In Barangay Mapaga in Prosperidad, Agusan del Sur, residents constructed rafts from banana trunks and logs for transportation.
In Monte Vista, families stood by the roadside, too afraid to return home, watching the Manat River rise ominously.
The immediate future remains uncertain.
PAGASA formally ended its shoreline advisory on February 21, and while the rain has eased and floodwaters are receding, the soil across eastern Mindanao is still saturated from back-to-back disasters.
Only two weeks earlier, tropical storm Basang had killed 12 people and affected 645,000 individuals, leaving the ground vulnerable to further rainfall.
PAGASA warns that isolated thunderstorms remain possible, and any moderate rainfall over the same terrain could trigger additional landslides in the already vulnerable hillsides.

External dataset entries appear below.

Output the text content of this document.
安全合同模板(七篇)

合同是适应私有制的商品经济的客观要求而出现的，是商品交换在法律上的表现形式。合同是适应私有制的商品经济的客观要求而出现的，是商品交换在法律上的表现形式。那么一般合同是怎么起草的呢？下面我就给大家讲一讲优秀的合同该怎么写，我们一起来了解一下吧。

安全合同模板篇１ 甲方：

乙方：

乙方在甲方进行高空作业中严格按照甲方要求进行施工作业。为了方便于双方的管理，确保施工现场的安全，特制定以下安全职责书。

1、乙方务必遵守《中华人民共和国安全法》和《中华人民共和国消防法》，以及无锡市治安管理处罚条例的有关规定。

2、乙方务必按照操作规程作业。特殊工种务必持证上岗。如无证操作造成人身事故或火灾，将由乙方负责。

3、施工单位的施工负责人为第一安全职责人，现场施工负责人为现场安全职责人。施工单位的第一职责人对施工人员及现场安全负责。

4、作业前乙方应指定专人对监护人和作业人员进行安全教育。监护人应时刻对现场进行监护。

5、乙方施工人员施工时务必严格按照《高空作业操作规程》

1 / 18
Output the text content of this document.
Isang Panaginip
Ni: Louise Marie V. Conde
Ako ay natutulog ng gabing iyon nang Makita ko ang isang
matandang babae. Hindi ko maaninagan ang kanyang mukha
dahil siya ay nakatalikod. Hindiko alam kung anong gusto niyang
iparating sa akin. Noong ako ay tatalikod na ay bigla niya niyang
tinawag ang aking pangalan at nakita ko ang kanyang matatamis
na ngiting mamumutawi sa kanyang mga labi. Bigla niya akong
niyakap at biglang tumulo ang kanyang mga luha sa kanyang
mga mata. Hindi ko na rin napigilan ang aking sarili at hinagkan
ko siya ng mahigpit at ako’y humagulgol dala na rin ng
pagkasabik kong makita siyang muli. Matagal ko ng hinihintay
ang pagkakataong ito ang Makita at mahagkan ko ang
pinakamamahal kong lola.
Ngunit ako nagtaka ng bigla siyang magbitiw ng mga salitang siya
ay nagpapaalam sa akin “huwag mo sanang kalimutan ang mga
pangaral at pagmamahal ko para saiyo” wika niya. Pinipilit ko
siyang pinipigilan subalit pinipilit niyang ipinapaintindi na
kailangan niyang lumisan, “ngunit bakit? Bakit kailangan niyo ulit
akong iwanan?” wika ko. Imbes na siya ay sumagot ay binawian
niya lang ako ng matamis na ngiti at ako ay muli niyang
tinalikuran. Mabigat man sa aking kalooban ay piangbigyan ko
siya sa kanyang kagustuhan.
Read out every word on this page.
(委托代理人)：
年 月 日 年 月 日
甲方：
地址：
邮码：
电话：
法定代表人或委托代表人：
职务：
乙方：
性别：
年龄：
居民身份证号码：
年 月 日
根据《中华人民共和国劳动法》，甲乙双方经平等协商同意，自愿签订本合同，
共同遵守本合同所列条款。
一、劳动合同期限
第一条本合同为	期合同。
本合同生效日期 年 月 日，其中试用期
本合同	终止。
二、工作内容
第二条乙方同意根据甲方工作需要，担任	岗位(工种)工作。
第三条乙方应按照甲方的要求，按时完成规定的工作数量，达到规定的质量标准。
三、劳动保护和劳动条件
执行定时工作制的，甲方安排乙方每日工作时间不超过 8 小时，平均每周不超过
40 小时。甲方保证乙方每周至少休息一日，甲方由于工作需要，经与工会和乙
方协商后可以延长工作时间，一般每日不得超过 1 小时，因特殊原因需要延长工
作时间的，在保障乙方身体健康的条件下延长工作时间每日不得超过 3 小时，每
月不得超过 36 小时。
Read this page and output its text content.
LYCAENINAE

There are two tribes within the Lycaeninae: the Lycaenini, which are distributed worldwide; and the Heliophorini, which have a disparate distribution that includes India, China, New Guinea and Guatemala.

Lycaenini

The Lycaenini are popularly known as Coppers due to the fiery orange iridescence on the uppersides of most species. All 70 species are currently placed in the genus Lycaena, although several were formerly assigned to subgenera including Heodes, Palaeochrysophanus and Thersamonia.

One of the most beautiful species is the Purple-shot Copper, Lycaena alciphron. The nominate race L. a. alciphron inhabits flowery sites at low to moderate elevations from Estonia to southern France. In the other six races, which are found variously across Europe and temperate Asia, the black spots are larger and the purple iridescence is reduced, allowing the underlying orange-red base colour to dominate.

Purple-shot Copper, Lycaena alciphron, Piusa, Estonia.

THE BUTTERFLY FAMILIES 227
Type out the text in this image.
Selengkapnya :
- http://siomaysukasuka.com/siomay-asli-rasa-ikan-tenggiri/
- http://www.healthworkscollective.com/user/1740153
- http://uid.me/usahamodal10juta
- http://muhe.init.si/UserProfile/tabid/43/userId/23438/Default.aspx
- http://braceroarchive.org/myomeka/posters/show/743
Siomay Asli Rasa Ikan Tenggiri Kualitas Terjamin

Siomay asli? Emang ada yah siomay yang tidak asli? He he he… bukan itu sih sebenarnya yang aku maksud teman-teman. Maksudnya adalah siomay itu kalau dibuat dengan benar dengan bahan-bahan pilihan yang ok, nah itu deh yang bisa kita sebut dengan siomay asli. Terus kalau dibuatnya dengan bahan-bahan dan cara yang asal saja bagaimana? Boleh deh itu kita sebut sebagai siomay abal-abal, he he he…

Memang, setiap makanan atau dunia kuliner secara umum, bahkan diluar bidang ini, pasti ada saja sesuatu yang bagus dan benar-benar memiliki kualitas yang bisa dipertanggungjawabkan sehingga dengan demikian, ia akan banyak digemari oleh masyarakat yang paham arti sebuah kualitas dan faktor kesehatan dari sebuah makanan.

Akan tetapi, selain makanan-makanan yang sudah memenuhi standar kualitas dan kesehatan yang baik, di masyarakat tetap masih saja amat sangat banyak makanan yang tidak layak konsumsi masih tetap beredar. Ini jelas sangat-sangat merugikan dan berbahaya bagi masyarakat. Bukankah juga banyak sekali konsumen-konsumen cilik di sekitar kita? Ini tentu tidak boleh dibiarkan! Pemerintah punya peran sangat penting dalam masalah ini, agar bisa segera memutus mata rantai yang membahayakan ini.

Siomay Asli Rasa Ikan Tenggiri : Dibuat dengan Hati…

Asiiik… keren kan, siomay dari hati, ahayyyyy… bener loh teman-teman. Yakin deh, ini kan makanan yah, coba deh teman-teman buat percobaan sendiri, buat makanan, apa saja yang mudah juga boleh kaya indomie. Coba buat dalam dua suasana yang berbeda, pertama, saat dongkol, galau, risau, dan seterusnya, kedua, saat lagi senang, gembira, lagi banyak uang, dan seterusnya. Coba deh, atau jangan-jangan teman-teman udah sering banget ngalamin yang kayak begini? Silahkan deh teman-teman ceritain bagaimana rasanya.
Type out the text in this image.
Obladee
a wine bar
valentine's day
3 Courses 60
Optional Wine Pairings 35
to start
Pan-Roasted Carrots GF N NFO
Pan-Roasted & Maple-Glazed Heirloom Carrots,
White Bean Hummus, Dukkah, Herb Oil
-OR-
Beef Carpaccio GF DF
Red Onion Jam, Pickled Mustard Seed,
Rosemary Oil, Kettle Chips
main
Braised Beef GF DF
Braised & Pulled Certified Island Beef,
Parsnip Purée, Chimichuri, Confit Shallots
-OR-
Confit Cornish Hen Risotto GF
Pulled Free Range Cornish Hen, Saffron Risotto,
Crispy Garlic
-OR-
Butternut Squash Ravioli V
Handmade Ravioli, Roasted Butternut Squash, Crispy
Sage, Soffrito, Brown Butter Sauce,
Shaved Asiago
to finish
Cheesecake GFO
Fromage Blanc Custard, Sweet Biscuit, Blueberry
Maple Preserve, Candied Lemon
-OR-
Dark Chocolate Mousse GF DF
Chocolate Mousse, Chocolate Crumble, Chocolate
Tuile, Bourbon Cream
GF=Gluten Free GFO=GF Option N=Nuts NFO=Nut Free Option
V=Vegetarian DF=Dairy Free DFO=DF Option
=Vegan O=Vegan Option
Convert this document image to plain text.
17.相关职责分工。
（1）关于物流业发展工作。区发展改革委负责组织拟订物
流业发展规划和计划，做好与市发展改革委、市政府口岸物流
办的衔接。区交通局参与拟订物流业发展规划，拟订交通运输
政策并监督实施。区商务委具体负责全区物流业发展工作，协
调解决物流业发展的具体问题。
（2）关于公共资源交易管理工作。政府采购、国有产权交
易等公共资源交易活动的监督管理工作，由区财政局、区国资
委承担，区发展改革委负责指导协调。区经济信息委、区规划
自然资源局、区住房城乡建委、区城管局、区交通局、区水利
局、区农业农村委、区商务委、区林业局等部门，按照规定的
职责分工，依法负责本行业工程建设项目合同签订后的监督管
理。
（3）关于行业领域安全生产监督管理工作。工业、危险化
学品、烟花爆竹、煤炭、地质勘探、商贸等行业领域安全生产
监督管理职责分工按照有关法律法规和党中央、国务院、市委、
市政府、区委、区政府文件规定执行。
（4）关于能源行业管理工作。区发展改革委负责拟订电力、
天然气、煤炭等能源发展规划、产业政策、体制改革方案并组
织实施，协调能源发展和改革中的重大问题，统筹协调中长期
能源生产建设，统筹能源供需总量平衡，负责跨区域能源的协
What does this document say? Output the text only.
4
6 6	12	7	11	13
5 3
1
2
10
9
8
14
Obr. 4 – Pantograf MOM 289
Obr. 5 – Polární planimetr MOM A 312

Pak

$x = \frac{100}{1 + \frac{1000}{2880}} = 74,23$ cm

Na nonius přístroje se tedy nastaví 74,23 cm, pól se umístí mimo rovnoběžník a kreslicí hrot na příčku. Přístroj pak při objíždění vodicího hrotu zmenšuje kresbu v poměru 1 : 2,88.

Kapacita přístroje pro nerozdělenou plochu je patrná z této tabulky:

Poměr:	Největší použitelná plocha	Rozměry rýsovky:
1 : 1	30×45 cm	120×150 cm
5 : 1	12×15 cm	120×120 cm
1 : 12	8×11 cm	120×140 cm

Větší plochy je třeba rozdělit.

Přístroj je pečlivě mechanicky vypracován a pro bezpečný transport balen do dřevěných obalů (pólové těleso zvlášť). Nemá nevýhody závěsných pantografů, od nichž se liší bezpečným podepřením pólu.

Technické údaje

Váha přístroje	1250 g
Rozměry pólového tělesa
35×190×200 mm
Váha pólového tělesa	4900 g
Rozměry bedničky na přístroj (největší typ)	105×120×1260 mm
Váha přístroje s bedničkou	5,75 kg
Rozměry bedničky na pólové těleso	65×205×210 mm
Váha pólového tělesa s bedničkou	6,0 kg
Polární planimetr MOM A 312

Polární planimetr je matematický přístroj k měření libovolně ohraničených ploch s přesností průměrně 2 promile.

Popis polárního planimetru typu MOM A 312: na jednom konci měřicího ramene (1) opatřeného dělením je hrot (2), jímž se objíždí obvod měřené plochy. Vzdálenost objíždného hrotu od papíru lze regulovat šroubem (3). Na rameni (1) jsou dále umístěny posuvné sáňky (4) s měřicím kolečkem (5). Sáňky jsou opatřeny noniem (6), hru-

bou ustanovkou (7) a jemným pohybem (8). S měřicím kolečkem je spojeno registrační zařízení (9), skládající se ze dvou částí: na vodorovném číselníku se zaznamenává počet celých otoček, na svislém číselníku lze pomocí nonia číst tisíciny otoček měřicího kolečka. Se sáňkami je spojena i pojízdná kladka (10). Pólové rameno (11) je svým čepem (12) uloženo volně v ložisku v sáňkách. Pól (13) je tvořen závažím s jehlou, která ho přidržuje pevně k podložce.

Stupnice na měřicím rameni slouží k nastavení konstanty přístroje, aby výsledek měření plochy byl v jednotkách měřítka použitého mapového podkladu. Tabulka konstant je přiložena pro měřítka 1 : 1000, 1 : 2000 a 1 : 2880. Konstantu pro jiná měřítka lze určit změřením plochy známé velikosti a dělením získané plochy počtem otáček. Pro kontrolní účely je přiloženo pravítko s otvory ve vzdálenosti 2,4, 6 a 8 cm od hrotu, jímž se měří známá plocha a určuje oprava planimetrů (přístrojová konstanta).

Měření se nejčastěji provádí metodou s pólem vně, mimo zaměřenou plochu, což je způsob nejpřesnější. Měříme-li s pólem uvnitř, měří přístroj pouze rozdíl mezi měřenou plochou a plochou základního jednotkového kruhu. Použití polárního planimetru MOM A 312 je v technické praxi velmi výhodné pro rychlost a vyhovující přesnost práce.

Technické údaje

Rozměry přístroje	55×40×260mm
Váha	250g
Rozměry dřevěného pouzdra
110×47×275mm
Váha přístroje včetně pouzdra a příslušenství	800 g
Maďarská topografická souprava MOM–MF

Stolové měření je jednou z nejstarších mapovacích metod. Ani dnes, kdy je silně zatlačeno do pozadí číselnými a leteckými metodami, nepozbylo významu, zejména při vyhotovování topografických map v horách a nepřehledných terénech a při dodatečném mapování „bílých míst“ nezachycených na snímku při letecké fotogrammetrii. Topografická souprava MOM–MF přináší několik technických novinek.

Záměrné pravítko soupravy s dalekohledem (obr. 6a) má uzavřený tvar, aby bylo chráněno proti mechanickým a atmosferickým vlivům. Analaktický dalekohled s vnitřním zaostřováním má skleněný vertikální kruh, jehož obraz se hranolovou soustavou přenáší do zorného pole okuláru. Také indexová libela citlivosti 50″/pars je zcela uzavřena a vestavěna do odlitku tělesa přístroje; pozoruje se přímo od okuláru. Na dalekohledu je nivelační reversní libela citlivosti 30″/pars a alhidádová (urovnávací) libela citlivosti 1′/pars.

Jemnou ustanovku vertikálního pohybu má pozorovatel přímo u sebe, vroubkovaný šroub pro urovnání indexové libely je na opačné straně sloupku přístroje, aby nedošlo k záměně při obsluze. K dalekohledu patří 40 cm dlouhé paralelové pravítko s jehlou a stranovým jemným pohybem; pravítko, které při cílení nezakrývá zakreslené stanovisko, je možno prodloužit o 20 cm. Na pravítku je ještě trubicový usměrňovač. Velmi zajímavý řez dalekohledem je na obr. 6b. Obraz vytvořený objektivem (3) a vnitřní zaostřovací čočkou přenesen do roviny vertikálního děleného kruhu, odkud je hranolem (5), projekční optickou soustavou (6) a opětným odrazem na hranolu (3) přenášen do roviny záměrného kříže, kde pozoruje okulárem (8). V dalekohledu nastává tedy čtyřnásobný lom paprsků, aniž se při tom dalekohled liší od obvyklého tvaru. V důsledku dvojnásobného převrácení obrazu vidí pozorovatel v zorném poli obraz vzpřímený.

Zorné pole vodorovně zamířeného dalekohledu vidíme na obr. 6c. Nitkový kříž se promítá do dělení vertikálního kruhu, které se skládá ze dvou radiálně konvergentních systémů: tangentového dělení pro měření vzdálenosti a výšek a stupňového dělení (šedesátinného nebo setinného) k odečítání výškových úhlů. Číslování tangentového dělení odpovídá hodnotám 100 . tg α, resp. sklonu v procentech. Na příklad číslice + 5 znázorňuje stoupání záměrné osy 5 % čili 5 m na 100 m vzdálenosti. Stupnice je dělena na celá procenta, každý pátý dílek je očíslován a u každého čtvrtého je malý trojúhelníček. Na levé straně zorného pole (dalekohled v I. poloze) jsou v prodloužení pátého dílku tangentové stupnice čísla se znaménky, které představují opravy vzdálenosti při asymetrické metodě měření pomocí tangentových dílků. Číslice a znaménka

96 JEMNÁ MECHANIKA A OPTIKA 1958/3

The Davao to Surigao Highway remains blocked by debris, and agricultural damage ᴀssessments are still being compiled.
The only province to report so far indicates losses of 376 million pesos, but authorities are still verifying whether more people are missing.
Questions linger: how many flood control projects were supposed to protect this region but were never constructed?
How many drainage systems were designed, funded, and left incomplete while families slept beneath unstable hillsides that the government knew to be at risk?
And how many more nameless weather systems will it take before the infrastructure that was paid for actually exists?
The ground beneath eastern Mindanao continues to hold water from two storms it was never built to withstand, and the next rain has yet to be named.